Imperial Culture and Moral Absurdity in the Age of Obama: From Teheran and Bala Boluk to New York, Bagua, and Tegucigalpa

By Paul Street

Source: The Empire and Inequality Report Paul Street’s ZSpace Page

During a concert at Chicago’s United Center last May 12th, Bruce Springsteen observed that “sometimes it seems like the more things change the more they stay the same.” He was talking about the persistence and indeed the deepening of poverty and inequality in the United States, where financial parasites and perpetrators receive untold billions of taxpayer dollars while millions are pushed further into destitution, their fate worsened by a regressive welfare “reform” (elimination) that “progressive” President Barack Obama has repeatedly praised as a great bipartisan policy triumph.

WORTHY AND UNWORTHY VICTIMS
Among numerous other examples of “things stay[ing] the same,” the Boss (Springsteen, that is) might also have mentioned the deeply ingrained tendency of top U.S. politicians and dominant U.S. media to make unstated but easily discernible distinctions between “worthy” and “unworthy victims” in world affairs.

“Worthy victims” are killed by officially designated enemies of the inherently virtuous United States.

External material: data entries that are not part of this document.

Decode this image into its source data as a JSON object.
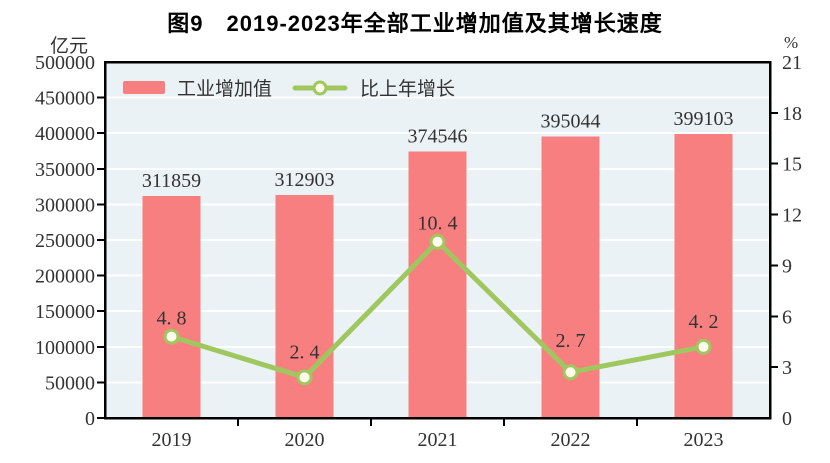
{
  "chart_data": {
    "type": "bar",
    "title": "图9　2019-2023年全部工业增加值及其增长速度",
    "categories": [
      "2019",
      "2020",
      "2021",
      "2022",
      "2023"
    ],
    "series": [
      {
        "name": "工业增加值",
        "type": "bar",
        "axis": "left",
        "unit": "亿元",
        "values": [
          311859,
          312903,
          374546,
          395044,
          399103
        ],
        "labels": [
          "311859",
          "312903",
          "374546",
          "395044",
          "399103"
        ]
      },
      {
        "name": "比上年增长",
        "type": "line",
        "axis": "right",
        "unit": "%",
        "values": [
          4.8,
          2.4,
          10.4,
          2.7,
          4.2
        ],
        "labels": [
          "4. 8",
          "2. 4",
          "10. 4",
          "2. 7",
          "4. 2"
        ],
        "label_dy": [
          12,
          19,
          12,
          25,
          19
        ]
      }
    ],
    "left_axis": {
      "unit": "亿元",
      "min": 0,
      "max": 500000,
      "step": 50000,
      "ticks": [
        "500000",
        "450000",
        "400000",
        "350000",
        "300000",
        "250000",
        "200000",
        "150000",
        "100000",
        "50000",
        "0"
      ]
    },
    "right_axis": {
      "unit": "%",
      "min": 0,
      "max": 21,
      "step": 3,
      "ticks": [
        "21",
        "18",
        "15",
        "12",
        "9",
        "6",
        "3",
        "0"
      ]
    },
    "legend": [
      {
        "label": "工业增加值",
        "swatch": "bar"
      },
      {
        "label": "比上年增长",
        "swatch": "line"
      }
    ],
    "legend_position": "top-left-inside",
    "grid": true,
    "colors": {
      "bar": "#F87F7F",
      "line": "#A0C75F",
      "marker_fill": "#FDFFEC",
      "plot_bg": "#EAF2F5",
      "gridline": "#FFFFFF",
      "axis": "#000000",
      "label": "#333333",
      "title": "#000000"
    }
  }
}
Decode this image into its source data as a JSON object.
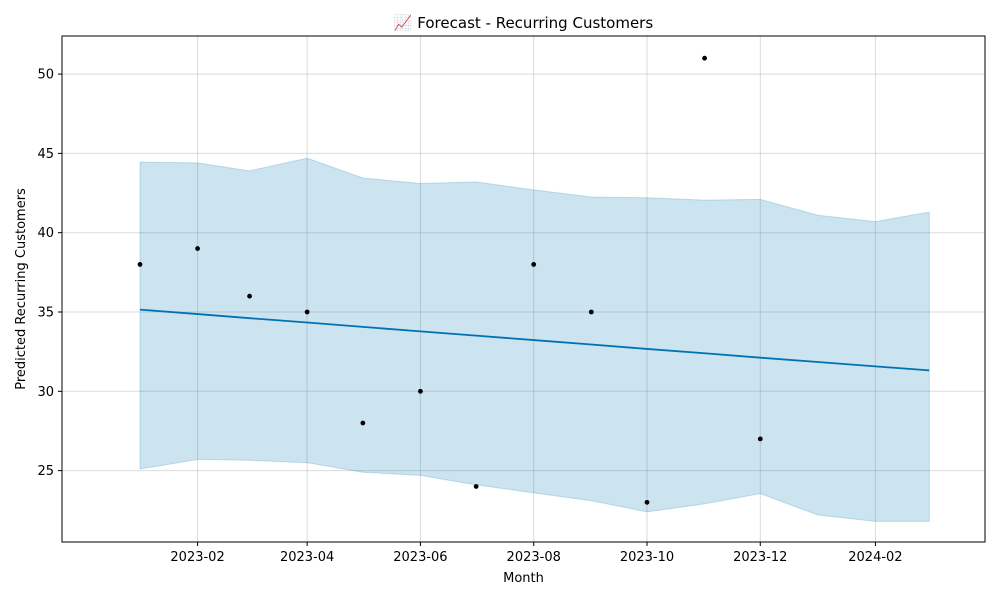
{
  "chart_data": {
    "type": "line",
    "title": "📈 Forecast - Recurring Customers",
    "xlabel": "Month",
    "ylabel": "Predicted Recurring Customers",
    "xlim": [
      "2022-11-20",
      "2024-03-31"
    ],
    "ylim": [
      20.5,
      52.4
    ],
    "grid": true,
    "colors": {
      "forecast_line": "#0072B2",
      "interval_fill": "#0072B2",
      "actual_points": "#000000"
    },
    "x_ticks": [
      "2023-02",
      "2023-04",
      "2023-06",
      "2023-08",
      "2023-10",
      "2023-12",
      "2024-02"
    ],
    "x_tick_dates": [
      "2023-02-01",
      "2023-04-01",
      "2023-06-01",
      "2023-08-01",
      "2023-10-01",
      "2023-12-01",
      "2024-02-01"
    ],
    "y_ticks": [
      25,
      30,
      35,
      40,
      45,
      50
    ],
    "actual": {
      "x": [
        "2023-01-01",
        "2023-02-01",
        "2023-03-01",
        "2023-04-01",
        "2023-05-01",
        "2023-06-01",
        "2023-07-01",
        "2023-08-01",
        "2023-09-01",
        "2023-10-01",
        "2023-11-01",
        "2023-12-01"
      ],
      "y": [
        38,
        39,
        36,
        35,
        28,
        30,
        24,
        38,
        35,
        23,
        51,
        27
      ]
    },
    "forecast": {
      "x": [
        "2023-01-01",
        "2023-02-01",
        "2023-03-01",
        "2023-04-01",
        "2023-05-01",
        "2023-06-01",
        "2023-07-01",
        "2023-08-01",
        "2023-09-01",
        "2023-10-01",
        "2023-11-01",
        "2023-12-01",
        "2024-01-01",
        "2024-02-01",
        "2024-03-01"
      ],
      "yhat": [
        35.15,
        34.87,
        34.61,
        34.34,
        34.06,
        33.78,
        33.51,
        33.23,
        32.95,
        32.67,
        32.4,
        32.12,
        31.85,
        31.57,
        31.32
      ],
      "yhat_lower": [
        25.1,
        25.7,
        25.65,
        25.5,
        24.9,
        24.7,
        24.1,
        23.6,
        23.1,
        22.4,
        22.9,
        23.55,
        22.2,
        21.8,
        21.8
      ],
      "yhat_upper": [
        44.45,
        44.4,
        43.9,
        44.7,
        43.45,
        43.1,
        43.2,
        42.7,
        42.25,
        42.2,
        42.05,
        42.1,
        41.1,
        40.7,
        41.3
      ]
    }
  }
}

Their deaths are reported in ways meant to elicit sympathy and to encourage outrage against their murderers. Some of them can become martyrs.

“Unworthy victims” perish at the hands of the intrinsically honorable United States and/or its officially designated allies and clients. They die anonymously and without fanfare, passing down the memory hole devoid of sympathy in dominant U.S. media and political culture, where their deaths often register little more than those of ants crushed beneath the wheels of a Bradley Fighting Vehicle or (to mention another great weapon of empire) a CNN camera truck.

Pop quiz question #1, fellow American: who is Neda Soltan? Who killed her?